DS #3 was born 12 days ago. He was my third c-section, plus I had my tubes tied. I am just not getting back to normal as quickly as I did with the other boys. Maybe it's age, or maybe it's because of the tubal. I don't know.
Anyway, I just sent MIL home (3 hours away) with my 2 year old. There is no way I could take care of him all day the way I feel right now. I can't lift him, or even walk very fast. My six year old is at school all day and is super helpful when he is home, but my two year old is a typical toddler who has a new sibling. He loves his little brother, but has little to do with me.

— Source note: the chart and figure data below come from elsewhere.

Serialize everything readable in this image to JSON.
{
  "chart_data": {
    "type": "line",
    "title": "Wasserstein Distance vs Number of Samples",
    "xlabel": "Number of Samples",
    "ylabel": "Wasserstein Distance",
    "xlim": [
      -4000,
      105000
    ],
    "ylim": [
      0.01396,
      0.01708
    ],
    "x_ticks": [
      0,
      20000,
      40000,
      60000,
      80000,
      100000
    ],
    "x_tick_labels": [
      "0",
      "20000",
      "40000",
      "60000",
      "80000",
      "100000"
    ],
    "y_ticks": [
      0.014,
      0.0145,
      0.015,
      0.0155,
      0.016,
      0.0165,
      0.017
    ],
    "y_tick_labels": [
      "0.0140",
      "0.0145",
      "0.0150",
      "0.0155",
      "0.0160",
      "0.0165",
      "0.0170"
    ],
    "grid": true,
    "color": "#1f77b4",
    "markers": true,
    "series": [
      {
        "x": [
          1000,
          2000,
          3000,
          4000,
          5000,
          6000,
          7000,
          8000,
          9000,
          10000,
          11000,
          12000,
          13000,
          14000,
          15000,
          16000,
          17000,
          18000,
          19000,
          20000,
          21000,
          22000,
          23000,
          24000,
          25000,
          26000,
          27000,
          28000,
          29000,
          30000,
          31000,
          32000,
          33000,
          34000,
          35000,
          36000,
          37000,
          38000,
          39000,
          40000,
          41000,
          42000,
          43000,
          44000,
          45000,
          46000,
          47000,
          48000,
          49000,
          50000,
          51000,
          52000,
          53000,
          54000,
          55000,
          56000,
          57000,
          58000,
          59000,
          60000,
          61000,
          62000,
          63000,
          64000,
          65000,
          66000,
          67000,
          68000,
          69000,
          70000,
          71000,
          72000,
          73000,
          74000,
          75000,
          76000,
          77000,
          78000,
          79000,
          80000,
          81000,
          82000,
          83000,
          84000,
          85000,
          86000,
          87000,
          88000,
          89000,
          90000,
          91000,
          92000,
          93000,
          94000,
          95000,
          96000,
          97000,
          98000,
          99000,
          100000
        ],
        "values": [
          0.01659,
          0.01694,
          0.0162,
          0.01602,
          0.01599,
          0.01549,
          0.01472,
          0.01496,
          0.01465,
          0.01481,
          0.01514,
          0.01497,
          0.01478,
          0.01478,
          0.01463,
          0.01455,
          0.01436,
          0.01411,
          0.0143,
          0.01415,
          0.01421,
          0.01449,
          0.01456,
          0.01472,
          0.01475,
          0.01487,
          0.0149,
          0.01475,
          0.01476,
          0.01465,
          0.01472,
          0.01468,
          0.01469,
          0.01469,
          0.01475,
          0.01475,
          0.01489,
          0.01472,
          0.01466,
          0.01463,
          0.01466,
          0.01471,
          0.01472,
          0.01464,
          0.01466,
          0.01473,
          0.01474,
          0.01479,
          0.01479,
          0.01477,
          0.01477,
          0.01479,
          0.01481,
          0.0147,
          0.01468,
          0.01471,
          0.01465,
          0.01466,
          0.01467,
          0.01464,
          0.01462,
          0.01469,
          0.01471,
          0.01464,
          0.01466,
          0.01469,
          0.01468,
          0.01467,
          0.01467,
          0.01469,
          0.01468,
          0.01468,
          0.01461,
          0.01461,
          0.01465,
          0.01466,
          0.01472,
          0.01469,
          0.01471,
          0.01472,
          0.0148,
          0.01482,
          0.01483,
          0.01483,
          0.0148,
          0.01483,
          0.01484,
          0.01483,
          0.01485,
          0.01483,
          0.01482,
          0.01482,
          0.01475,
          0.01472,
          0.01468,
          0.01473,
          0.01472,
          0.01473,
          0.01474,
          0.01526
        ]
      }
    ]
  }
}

I feel so sad and guilty. He was thrilled to go away with Nana, but I still feel bad. This isn't how I pictured our new family of five. :-(
Re: Super sad and frustrated.
Awww, don't take it so hard. Sometimes it's best for them to do their own thing while you get better. Hang in there, you may feel better when you realize how much easier the next few days will be. It's probably better for you all!! I hope you feel better soon and can bring him home!
I'm getting my tubes tied on Saturday after my c-section, too. I'm hoping that it's not a super tough recovery... My first c-section was a breeze so I'm counting on that since we have to move to a new state in 2 weeks!
I feel that way and the new LO isn't here yet. Our families live an hour away and don't know how fast they could get here if I go into labor so DS has been staying with them off and on. He came home on Sunday and went back this morning. I feel like the worst mommy but I don't want him to have to go hang out with DH's coworkers until someone can come get him.
I hope my post didn't scare you! I was completely unaware that the tubal would add extra pain. I think that has made it worse since it was unexpected. FX for a quick recovery for you!
Thanks for the well wishes! I'll adjust my expectations accordingly, though, just in case!! I'll keep you posted!
Don't feel badly about that. Your little guy is probably having the best time with his Nana. He gets a super amount of attention and you get a bit of a break until you can better handle everything. I can understand being a bit sad that things had to be that way but really it's a good solution for now.
Hope you feel better soon.
I agree with this. You are making hard decisions, but it is what is best for your family right now. 2 year olds are notoriously difficult and I'm sure he is thrilled to be the exclusive center of attention right now. He will not remember this time when he is older and in a week or two when you are feeling better he will have had some special time that you can remind him of when you are integrating him into your new normal.